The atomic-based one is an interesting idea, but it's a pretty crowded
space. For example, I've got a Synology D214 at home that is basically
this exact idea in a relatively cheap (and low-power) case. It's even
built atop Linux and open-source[1] (though the UI is not).

So I'm not sure it's necessarily a good use of our effort to move into
a space that already has a strong player (at least for F23). I do
however think that there is a lot to be gained by building up a
powerful user experience for doing file-sharing in Fedora Server. I'm
not sure we want to tackle all of the possibilities at once though; it
might be prudent to hit at most one or two of the most valuable ones
first. In my mind, that would be SMB and/or NFS for the first pass.
(And unless we have a lot of people excited about working on it, we
should really pick just one; probably SMB).

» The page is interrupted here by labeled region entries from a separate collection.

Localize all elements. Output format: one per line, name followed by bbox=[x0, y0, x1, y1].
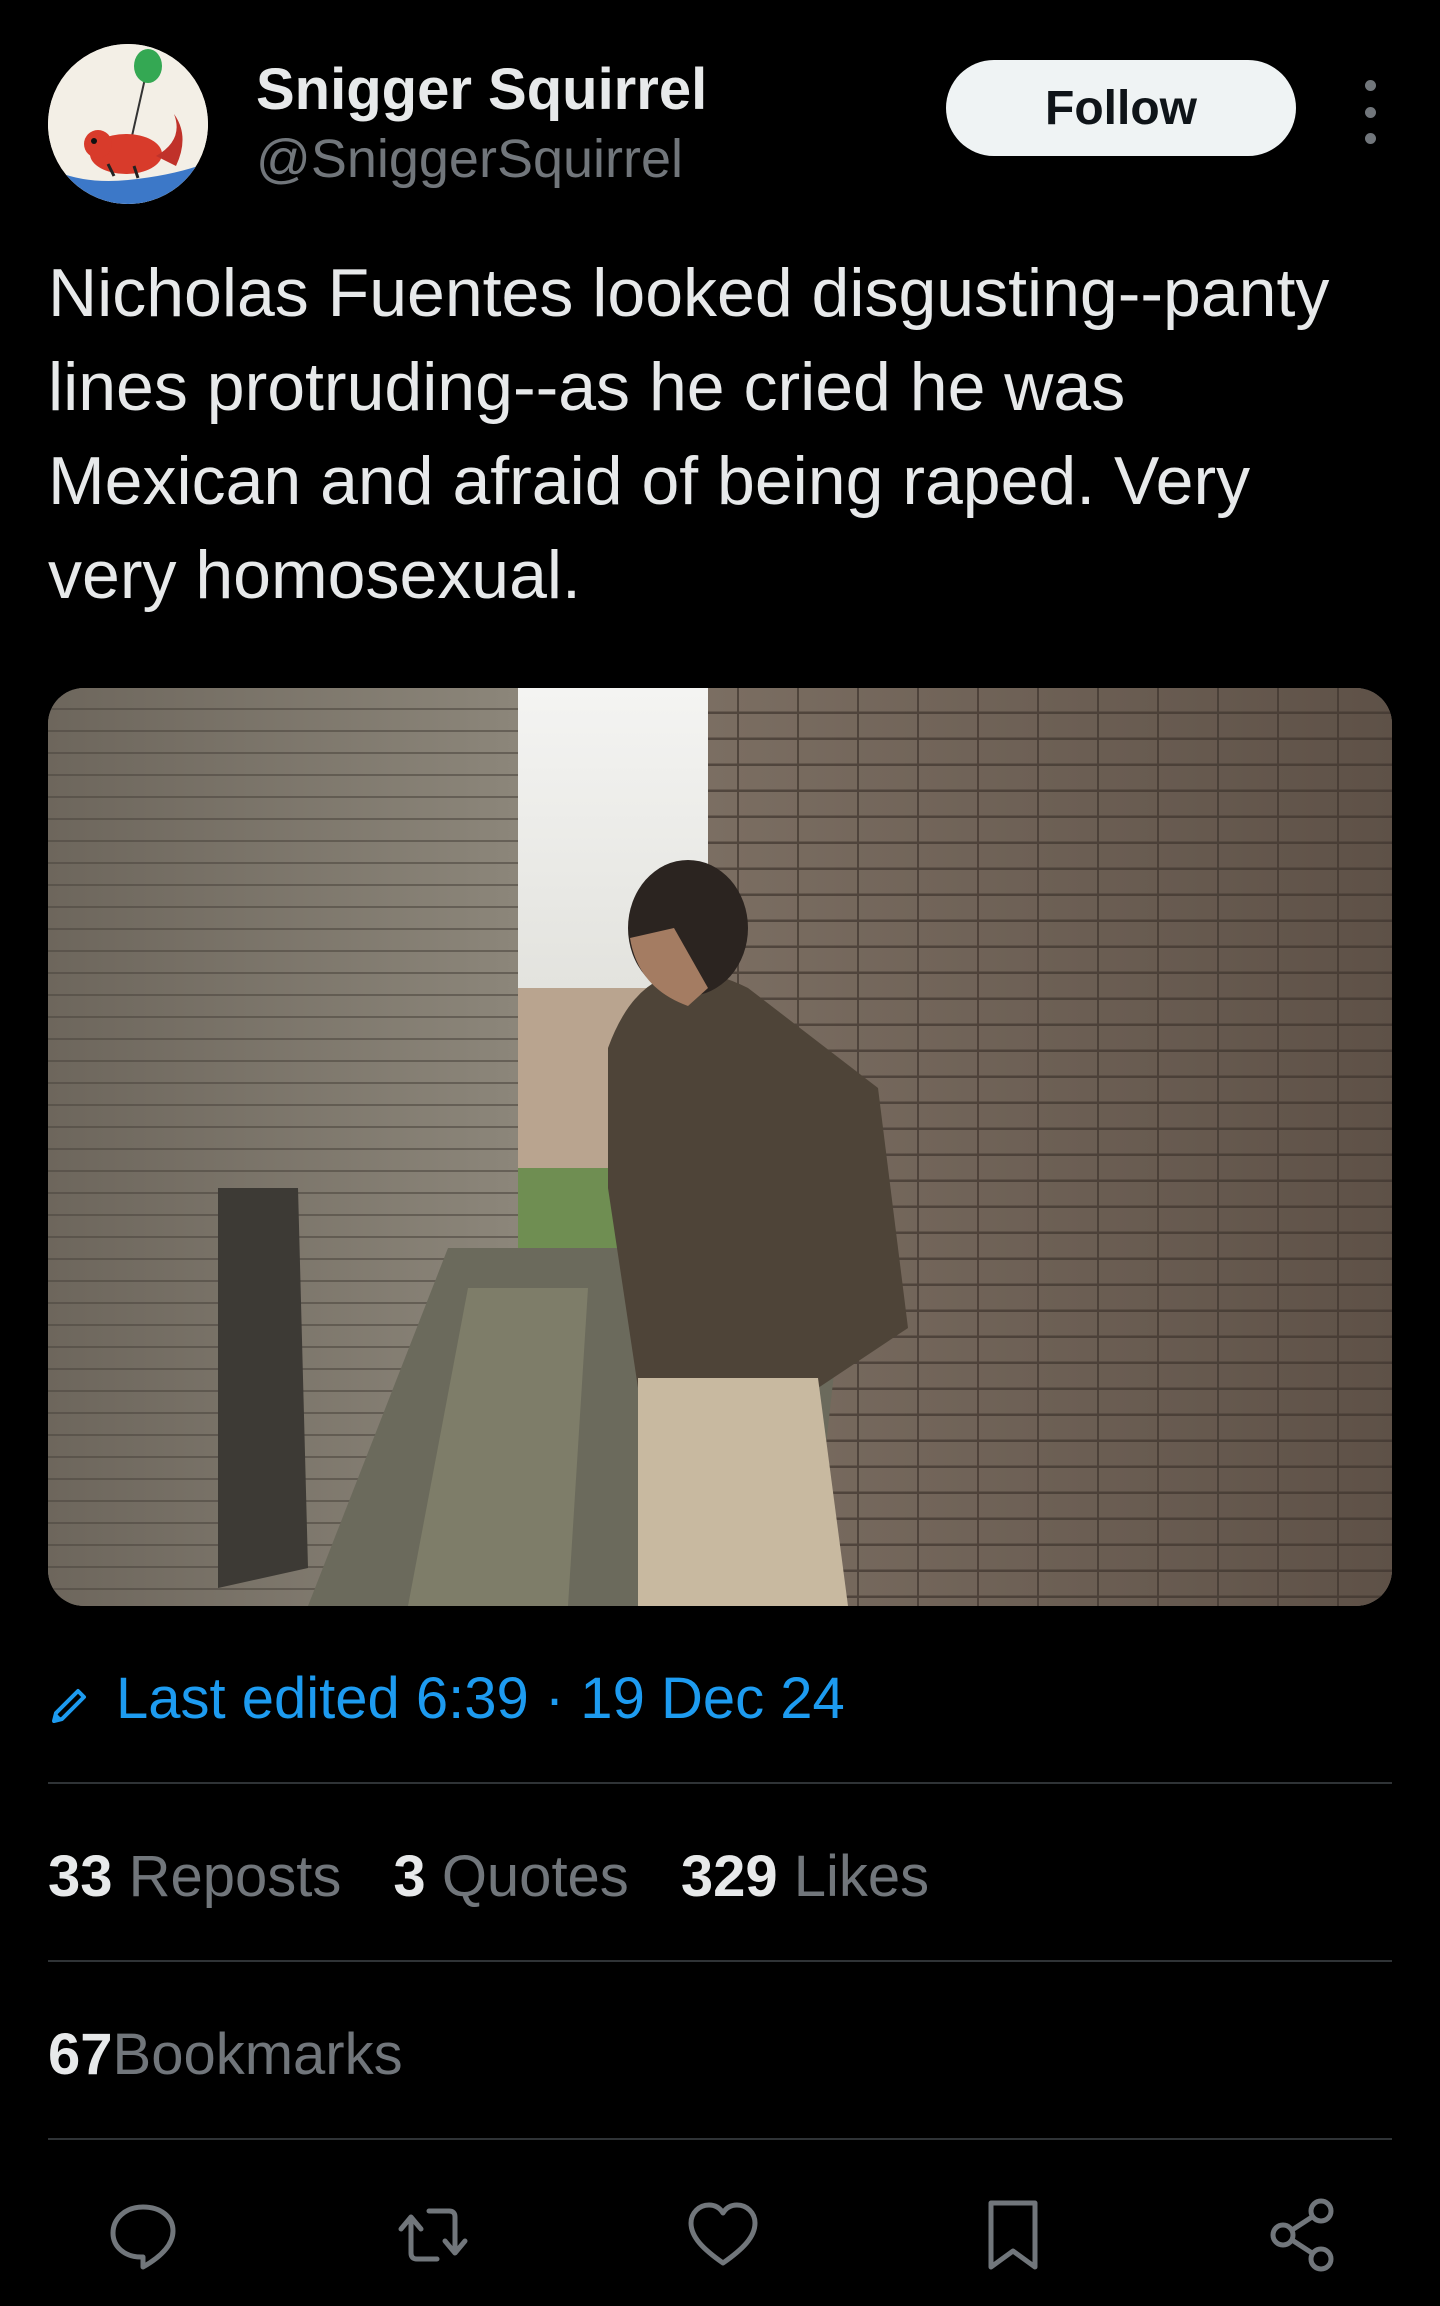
quotes-label: Quotes bbox=[441, 1843, 629, 1909]
reposts-label: Reposts bbox=[128, 1843, 342, 1909]
divider bbox=[48, 2138, 1392, 2140]
reposts-count: 33 bbox=[48, 1843, 113, 1909]
more-vertical-icon-dot bbox=[1364, 133, 1376, 144]
likes-count: 329 bbox=[680, 1843, 778, 1909]
tweet-header: Snigger Squirrel @SniggerSquirrel Follow bbox=[48, 44, 1392, 214]
last-edited-label: Last edited 6:39 · 19 Dec 24 bbox=[116, 1665, 845, 1731]
author-handle[interactable]: @SniggerSquirrel bbox=[256, 128, 683, 190]
more-options-button[interactable] bbox=[1348, 80, 1392, 144]
divider bbox=[48, 1782, 1392, 1784]
reply-icon bbox=[110, 2204, 176, 2270]
author-avatar[interactable] bbox=[48, 44, 208, 204]
last-edited-link[interactable]: Last edited 6:39 · 19 Dec 24 bbox=[48, 1660, 845, 1736]
bookmarks-count: 67 bbox=[48, 2021, 113, 2087]
tweet-action-bar bbox=[48, 2190, 1392, 2280]
bookmarks-stat[interactable]: 67 Bookmarks bbox=[48, 2016, 403, 2092]
engagement-stats: 33 Reposts 3 Quotes 329 Likes bbox=[48, 1838, 981, 1914]
video-thumbnail-alley-icon bbox=[48, 688, 1392, 1606]
tweet-media-video[interactable] bbox=[48, 688, 1392, 1606]
like-icon bbox=[688, 2202, 758, 2266]
reply-button[interactable] bbox=[98, 2190, 188, 2280]
bookmark-button[interactable] bbox=[968, 2190, 1058, 2280]
more-vertical-icon bbox=[1364, 80, 1376, 91]
likes-stat[interactable]: 329 Likes bbox=[681, 1843, 929, 1910]
share-icon bbox=[1270, 2198, 1334, 2272]
quotes-stat[interactable]: 3 Quotes bbox=[393, 1843, 628, 1910]
bookmark-icon bbox=[988, 2200, 1038, 2270]
tweet-text: Nicholas Fuentes looked disgusting--pant… bbox=[48, 255, 1349, 613]
quotes-count: 3 bbox=[393, 1843, 426, 1909]
like-button[interactable] bbox=[678, 2190, 768, 2280]
share-button[interactable] bbox=[1258, 2190, 1348, 2280]
likes-label: Likes bbox=[793, 1843, 930, 1909]
repost-button[interactable] bbox=[388, 2190, 478, 2280]
squirrel-cartoon-avatar-icon bbox=[48, 44, 208, 204]
repost-icon bbox=[398, 2208, 468, 2262]
follow-button[interactable]: Follow bbox=[946, 60, 1296, 156]
author-display-name[interactable]: Snigger Squirrel bbox=[256, 56, 707, 123]
bookmarks-label: Bookmarks bbox=[112, 2021, 403, 2087]
reposts-stat[interactable]: 33 Reposts bbox=[48, 1843, 341, 1910]
more-vertical-icon-dot bbox=[1364, 106, 1376, 118]
pencil-icon bbox=[48, 1674, 96, 1723]
divider bbox=[48, 1960, 1392, 1962]
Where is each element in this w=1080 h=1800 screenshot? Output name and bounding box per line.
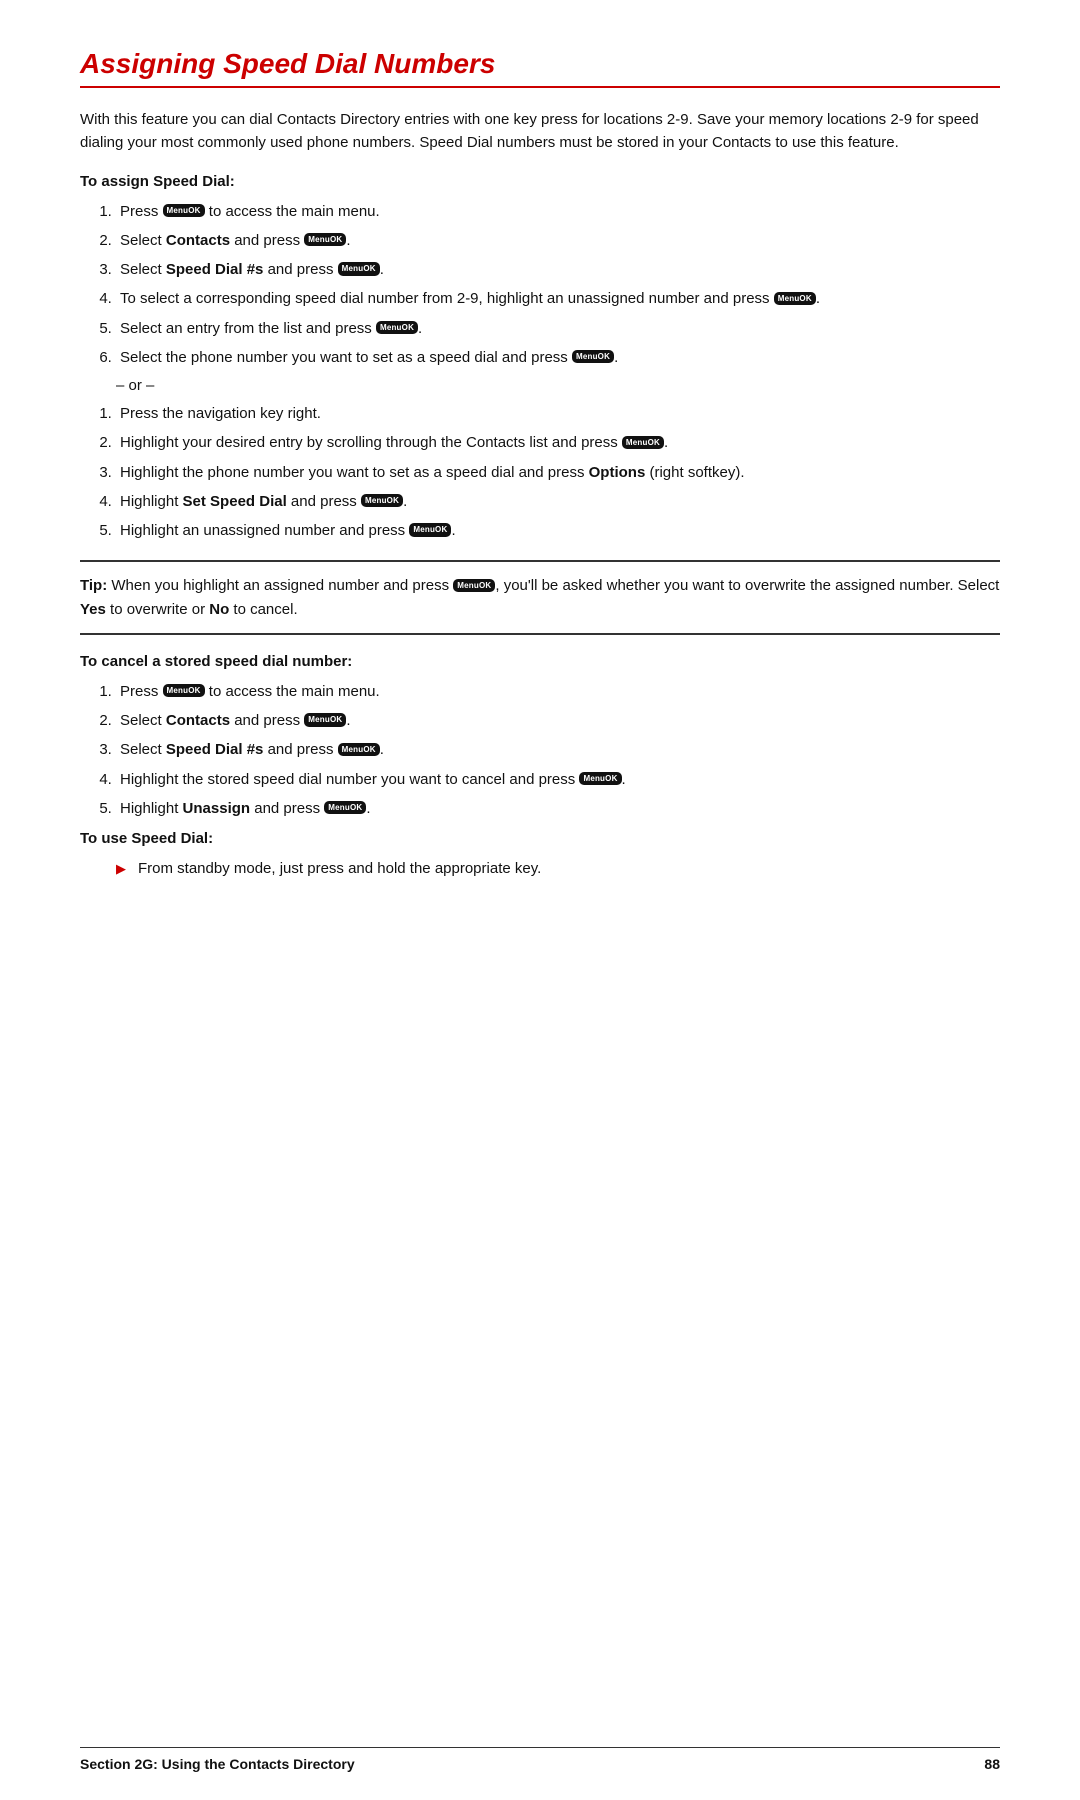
alt-step-1: Press the navigation key right. <box>116 402 1000 425</box>
use-heading: To use Speed Dial: <box>80 830 1000 847</box>
tip-label: Tip: <box>80 577 107 594</box>
cancel-step-2: Select Contacts and press MenuOK. <box>116 709 1000 732</box>
alt-step-5: Highlight an unassigned number and press… <box>116 519 1000 542</box>
page-title: Assigning Speed Dial Numbers <box>80 48 1000 88</box>
intro-text: With this feature you can dial Contacts … <box>80 108 1000 155</box>
cancel-step-1: Press MenuOK to access the main menu. <box>116 680 1000 703</box>
menu-ok-icon-3: MenuOK <box>338 262 380 275</box>
cancel-heading: To cancel a stored speed dial number: <box>80 653 1000 670</box>
alt-steps-list: Press the navigation key right. Highligh… <box>116 402 1000 542</box>
assign-step-2: Select Contacts and press MenuOK. <box>116 229 1000 252</box>
menu-ok-icon-c4: MenuOK <box>579 772 621 785</box>
assign-steps-list: Press MenuOK to access the main menu. Se… <box>116 200 1000 370</box>
menu-ok-icon-5: MenuOK <box>376 321 418 334</box>
menu-ok-icon-6: MenuOK <box>572 350 614 363</box>
footer-right: 88 <box>984 1756 1000 1772</box>
cancel-step-5: Highlight Unassign and press MenuOK. <box>116 797 1000 820</box>
menu-ok-icon-c1: MenuOK <box>163 684 205 697</box>
cancel-steps-list: Press MenuOK to access the main menu. Se… <box>116 680 1000 820</box>
tip-box: Tip: When you highlight an assigned numb… <box>80 560 1000 635</box>
alt-step-2: Highlight your desired entry by scrollin… <box>116 431 1000 454</box>
menu-ok-icon-a5: MenuOK <box>409 523 451 536</box>
menu-ok-icon-a4: MenuOK <box>361 494 403 507</box>
menu-ok-icon-4: MenuOK <box>774 292 816 305</box>
footer: Section 2G: Using the Contacts Directory… <box>80 1747 1000 1772</box>
assign-step-3: Select Speed Dial #s and press MenuOK. <box>116 258 1000 281</box>
or-divider: – or – <box>116 377 1000 394</box>
menu-ok-icon-2: MenuOK <box>304 233 346 246</box>
footer-left: Section 2G: Using the Contacts Directory <box>80 1756 355 1772</box>
assign-step-5: Select an entry from the list and press … <box>116 317 1000 340</box>
assign-step-1: Press MenuOK to access the main menu. <box>116 200 1000 223</box>
menu-ok-icon-a2: MenuOK <box>622 436 664 449</box>
cancel-step-3: Select Speed Dial #s and press MenuOK. <box>116 738 1000 761</box>
menu-ok-icon-tip: MenuOK <box>453 579 495 592</box>
alt-step-4: Highlight Set Speed Dial and press MenuO… <box>116 490 1000 513</box>
use-steps-list: From standby mode, just press and hold t… <box>116 857 1000 880</box>
alt-step-3: Highlight the phone number you want to s… <box>116 461 1000 484</box>
tip-text: When you highlight an assigned number an… <box>111 577 453 594</box>
assign-step-4: To select a corresponding speed dial num… <box>116 287 1000 310</box>
menu-ok-icon-c3: MenuOK <box>338 743 380 756</box>
menu-ok-icon-c5: MenuOK <box>324 801 366 814</box>
menu-ok-icon-c2: MenuOK <box>304 713 346 726</box>
use-step-1: From standby mode, just press and hold t… <box>116 857 1000 880</box>
cancel-step-4: Highlight the stored speed dial number y… <box>116 768 1000 791</box>
assign-heading: To assign Speed Dial: <box>80 173 1000 190</box>
assign-step-6: Select the phone number you want to set … <box>116 346 1000 369</box>
menu-ok-icon-1: MenuOK <box>163 204 205 217</box>
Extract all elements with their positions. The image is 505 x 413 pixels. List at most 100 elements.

One thing we can and should do with Fedora Server is tie the access
-control and authorization decisions in with our domain controller
role. I think we can make it possible to set up simple
username/password-based shares, but managing authorization decisions
using FreeIPA HBAC (and possibly AD GPO down the road, but not for the
first pass) would be very valuable.

If we choose to work on NFS, we should set up a simple mechanism to
accommodate two popular uses:
 * Kerberized NFSv4 working with the domain controller
 * NFS home-directories

If we choose to work on SMB, we need to make sure that we can
interoperate cleanly with Active Directory domains as well as FreeIPA
-Active Directory cross-realm trusts.

So let's discuss this at length during the meeting today.